On Monday April 24, Jews around the world observe Yom HaShoah, also known as Holocaust Memorial Day. This is the day when we gather to remember and reflect on the approximately six million Jews and five million others who perished in the Holocaust as a result of the actions carried out by the Nazis.
You may not be aware that Mount Sinai has several powerful art installations which were created in memory of those whom we have lost. Please read below to learn about how Mount Sinai honors those lost in the Holocaust every day. These areas are always open for prayer and silent meditation.
Located at Mount Sinai Hollywood Hills, The Memorial to Six Million, was created by artist Bernard Zakheim.

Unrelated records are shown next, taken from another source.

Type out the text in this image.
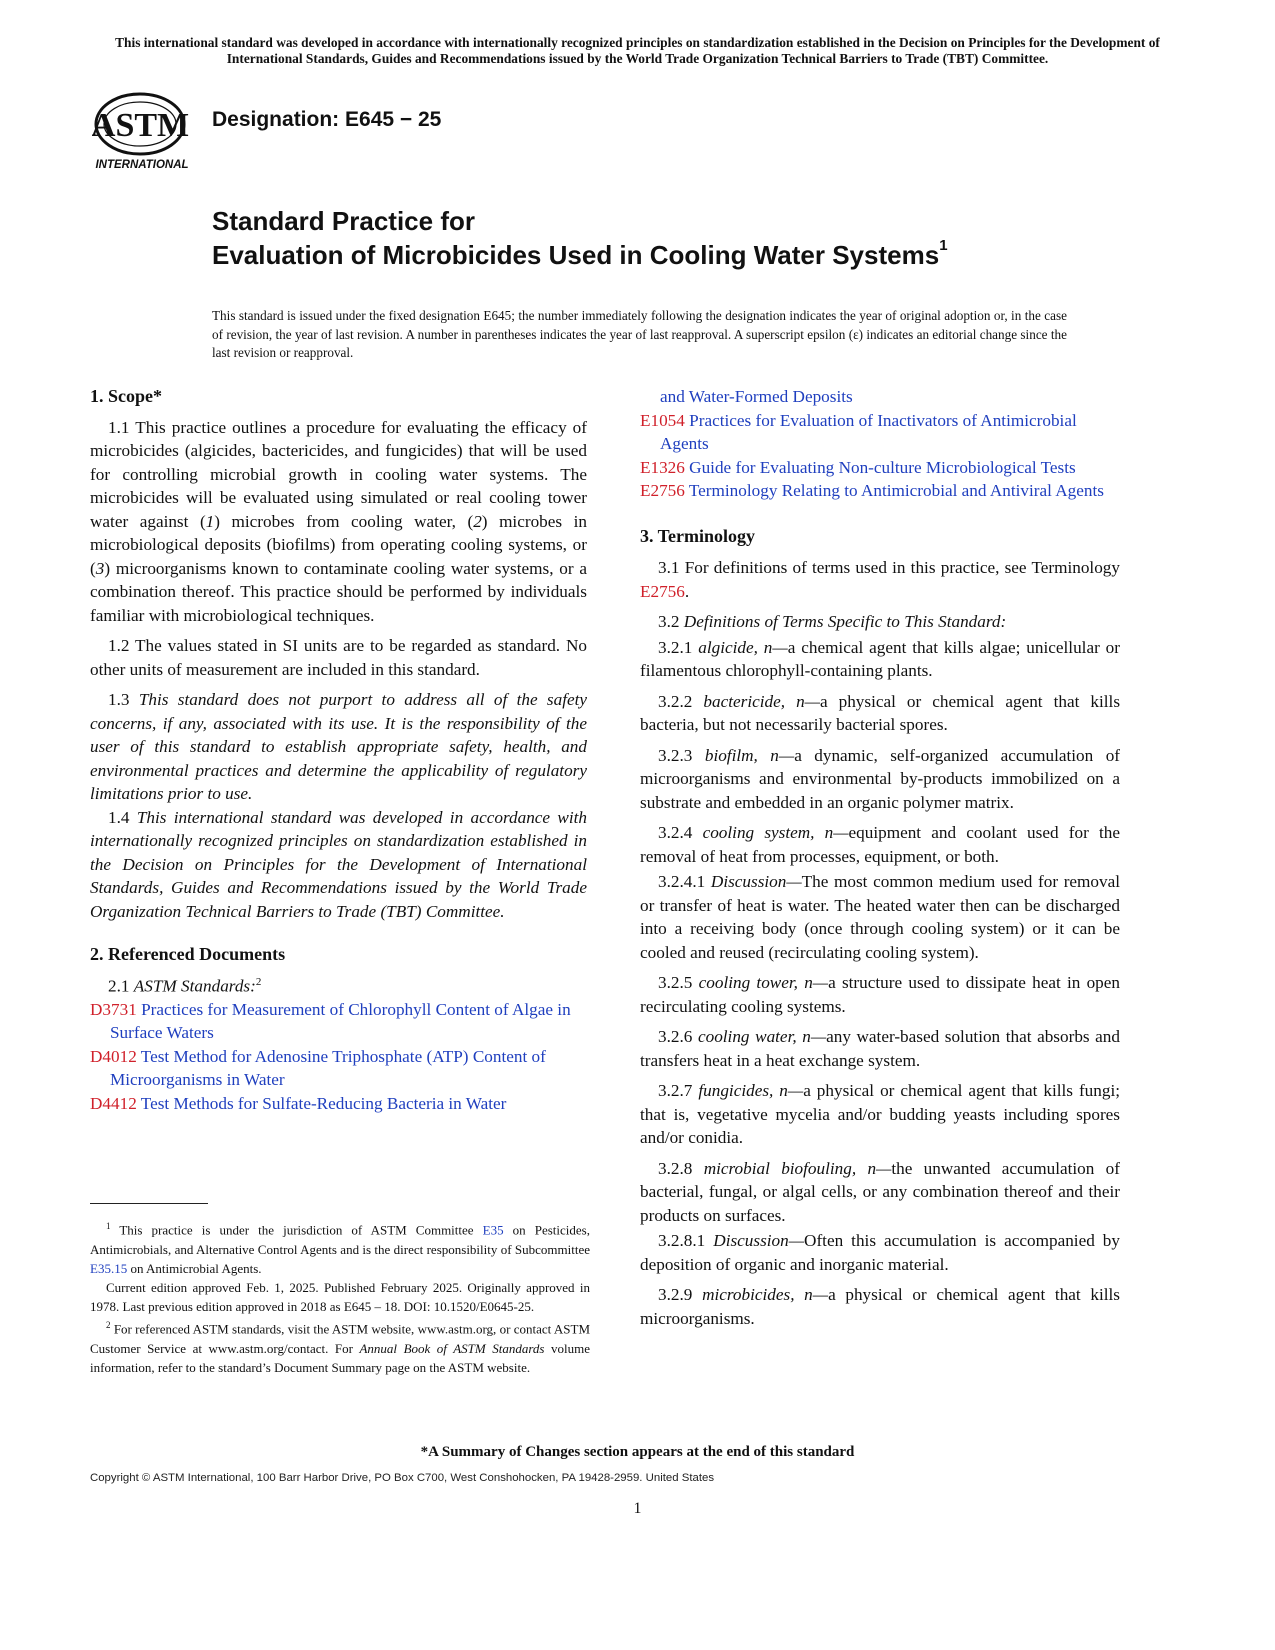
This international standard was developed in accordance with internationally recognized principles on standardization established in the Decision on Principles for the Development of International Standards, Guides and Recommendations issued by the World Trade Organization Technical Barriers to Trade (TBT) Committee.
ASTM
INTERNATIONAL
Designation: E645 − 25
Standard Practice for
Evaluation of Microbicides Used in Cooling Water Systems$^1$
This standard is issued under the fixed designation E645; the number immediately following the designation indicates the year of original adoption or, in the case of revision, the year of last revision. A number in parentheses indicates the year of last reapproval. A superscript epsilon (ε) indicates an editorial change since the last revision or reapproval.
1. Scope*

1.1 This practice outlines a procedure for evaluating the efficacy of microbicides (algicides, bactericides, and fungicides) that will be used for controlling microbial growth in cooling water systems. The microbicides will be evaluated using simulated or real cooling tower water against (1) microbes from cooling water, (2) microbes in microbiological deposits (biofilms) from operating cooling systems, or (3) microorganisms known to contaminate cooling water systems, or a combination thereof. This practice should be performed by individuals familiar with microbiological techniques.

1.2 The values stated in SI units are to be regarded as standard. No other units of measurement are included in this standard.

1.3 This standard does not purport to address all of the safety concerns, if any, associated with its use. It is the responsibility of the user of this standard to establish appropriate safety, health, and environmental practices and determine the applicability of regulatory limitations prior to use.

1.4 This international standard was developed in accordance with internationally recognized principles on standardization established in the Decision on Principles for the Development of International Standards, Guides and Recommendations issued by the World Trade Organization Technical Barriers to Trade (TBT) Committee.

2. Referenced Documents

2.1 ASTM Standards:$^2$

D3731 Practices for Measurement of Chlorophyll Content of Algae in Surface Waters

D4012 Test Method for Adenosine Triphosphate (ATP) Content of Microorganisms in Water

D4412 Test Methods for Sulfate-Reducing Bacteria in Water

$^1$ This practice is under the jurisdiction of ASTM Committee E35 on Pesticides, Antimicrobials, and Alternative Control Agents and is the direct responsibility of Subcommittee E35.15 on Antimicrobial Agents.

Current edition approved Feb. 1, 2025. Published February 2025. Originally approved in 1978. Last previous edition approved in 2018 as E645 – 18. DOI: 10.1520/E0645-25.

$^2$ For referenced ASTM standards, visit the ASTM website, www.astm.org, or contact ASTM Customer Service at www.astm.org/contact. For Annual Book of ASTM Standards volume information, refer to the standard’s Document Summary page on the ASTM website.

and Water-Formed Deposits

E1054 Practices for Evaluation of Inactivators of Antimicrobial Agents

E1326 Guide for Evaluating Non-culture Microbiological Tests

E2756 Terminology Relating to Antimicrobial and Antiviral Agents

3. Terminology

3.1 For definitions of terms used in this practice, see Terminology E2756.

3.2 Definitions of Terms Specific to This Standard:

3.2.1 algicide, n—a chemical agent that kills algae; unicellular or filamentous chlorophyll-containing plants.

3.2.2 bactericide, n—a physical or chemical agent that kills bacteria, but not necessarily bacterial spores.

3.2.3 biofilm, n—a dynamic, self-organized accumulation of microorganisms and environmental by-products immobilized on a substrate and embedded in an organic polymer matrix.

3.2.4 cooling system, n—equipment and coolant used for the removal of heat from processes, equipment, or both.

3.2.4.1 Discussion—The most common medium used for removal or transfer of heat is water. The heated water then can be discharged into a receiving body (once through cooling system) or it can be cooled and reused (recirculating cooling system).

3.2.5 cooling tower, n—a structure used to dissipate heat in open recirculating cooling systems.

3.2.6 cooling water, n—any water-based solution that absorbs and transfers heat in a heat exchange system.

3.2.7 fungicides, n—a physical or chemical agent that kills fungi; that is, vegetative mycelia and/or budding yeasts including spores and/or conidia.

3.2.8 microbial biofouling, n—the unwanted accumulation of bacterial, fungal, or algal cells, or any combination thereof and their products on surfaces.

3.2.8.1 Discussion—Often this accumulation is accompanied by deposition of organic and inorganic material.

3.2.9 microbicides, n—a physical or chemical agent that kills microorganisms.

*A Summary of Changes section appears at the end of this standard
Copyright © ASTM International, 100 Barr Harbor Drive, PO Box C700, West Conshohocken, PA 19428-2959. United States
1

This powerful piece portrays three dimensional figures rendered in burnt and tortured wood to depict differences among Holocaust victims.
The six heroic figures are set among cement slabs which bear the names of the most infamous Nazi death camps. Rising from these stones is an eternal flame that symbolizes the everlasting spirit of the Six Million martyrs and the rebirth of Israel from the ashes of the Holocaust.
This monument is extremely powerful and it is not unusual to pass by individuals praying for loved ones or placing stones or flowers on the camps in memory of those who perished. For many years, Cafe Europa (the Los Angeles Holocaust survivor group) held their Yom HaShoah service in front of the Zakheim Memorial.
Located at Mount Sinai Simi Valley, The Grove of the Righteous Rescuers is a secluded arbor which is dedicated to the many non-Jews, who at risk to themselves and their families, rescued and hid Jewish men, women and children as they fled from death at the hands of the Nazis.
We encourage all who visit to pause and reflect upon the 40 tablets representing 40 nations whose citizens helped Jewish people escape Hitler’s regime.
Three Quilts of Memories, adorn the walls of the Kamenir Chapel at Mount Sinai Simi Valley. The Quilts of Memories were created in 2008 when Mount Sinai invited people to submit squares that commemorated or spoke to the Holocaust in any way they wished. The response was overwhelming and instead of receiving enough squares to create one quilt, Mount Sinai wound up with enough hand-crafted squares to stitch together into three quilts. Each square is unique. Each one tells a story of tragedy and hope.
On Yom HaShoah and every day, we remember those who died at the hands of the Nazis and we declare "ZACHOR" NEVER AGAIN.